Architizer News
‘Buckyball’ Lights Up NYC’s Madison Square Park
November 9, 2012
By Danielle Rago
New York’s Madison Square Park has hosted all sorts of funky art installations, from Roxy Paine’s fighting stainless steel trees to Charles Long’s brightly colored, blob-shaped “sound sculptures.” But its latest display, by New York City-based artist Leo Villareal, is its trippiest yet.
The “Buckyball,” named after the American architect, engineer, designer, and inventor Buckminster Fuller (natch), is a 30-foot, three-dimensional, neon-lit geodesic sculpture set atop a metal plinth. Designed as part of the Madison Square Park Art program, the glow-in-the-dark statue is on view through February 1, 2013. Read more!
“Buckyball” features two open-framed geodesic spheres comprising 180 LED tubes arranged as a series of pentagons and hexagons. Using a time-based software program, developed by Villareal himself, the tubes change color from warm red and yellow to electric blue and purple, creating an infinite amount of variables and variations.
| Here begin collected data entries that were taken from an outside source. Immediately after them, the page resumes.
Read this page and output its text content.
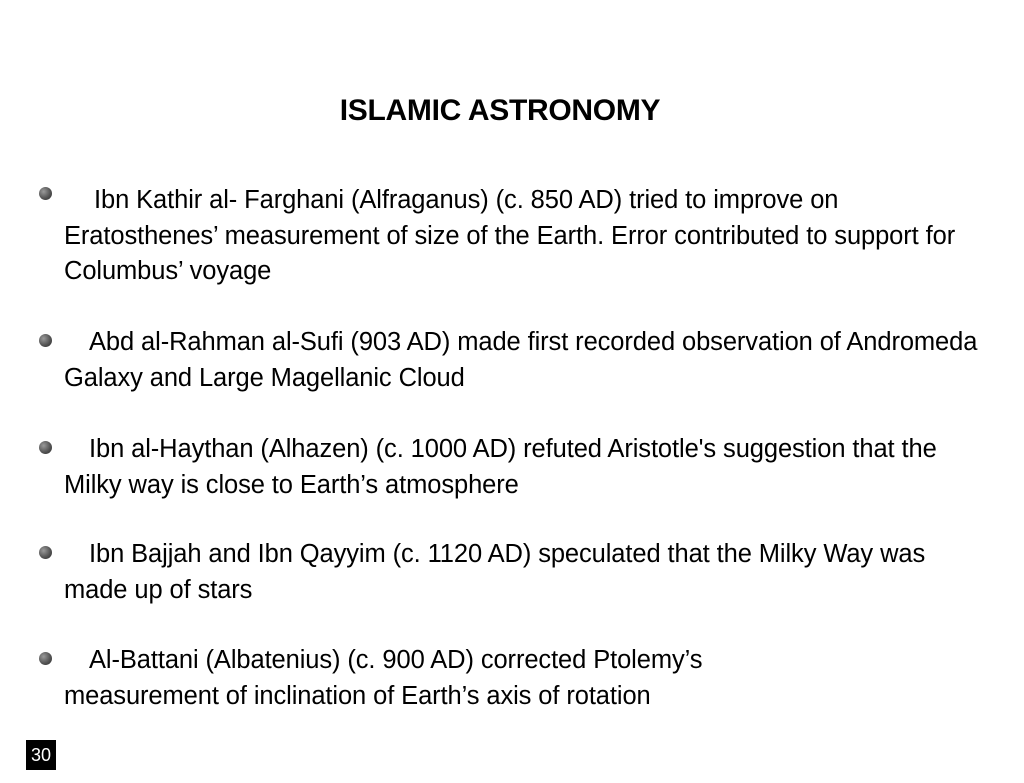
ISLAMIC ASTRONOMY
Ibn Kathir al- Farghani (Alfraganus) (c. 850 AD) tried to improve on Eratosthenes’ measurement of size of the Earth. Error contributed to support for Columbus’ voyage
Abd al-Rahman al-Sufi (903 AD) made first recorded observation of Andromeda Galaxy and Large Magellanic Cloud
Ibn al-Haythan (Alhazen) (c. 1000 AD) refuted Aristotle's suggestion that the Milky way is close to Earth’s atmosphere
Ibn Bajjah and Ibn Qayyim (c. 1120 AD) speculated that the Milky Way was made up of stars
Al-Battani (Albatenius) (c. 900 AD) corrected Ptolemy’s measurement of inclination of Earth’s axis of rotation
30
Visitors can take in the light show from reclining “zero-gravity” couches that surround the sculpture.
According to curator Adam Glick, Villareal is the perfect artist to tackle the complex mathematics behind Fuller’s incredible inventions. “There is a common thread between Villareal’s sculpture and Buckminster Fuller’s work,” he says. “They both look very organic in form yet are so heavily founded on scientific discovery.”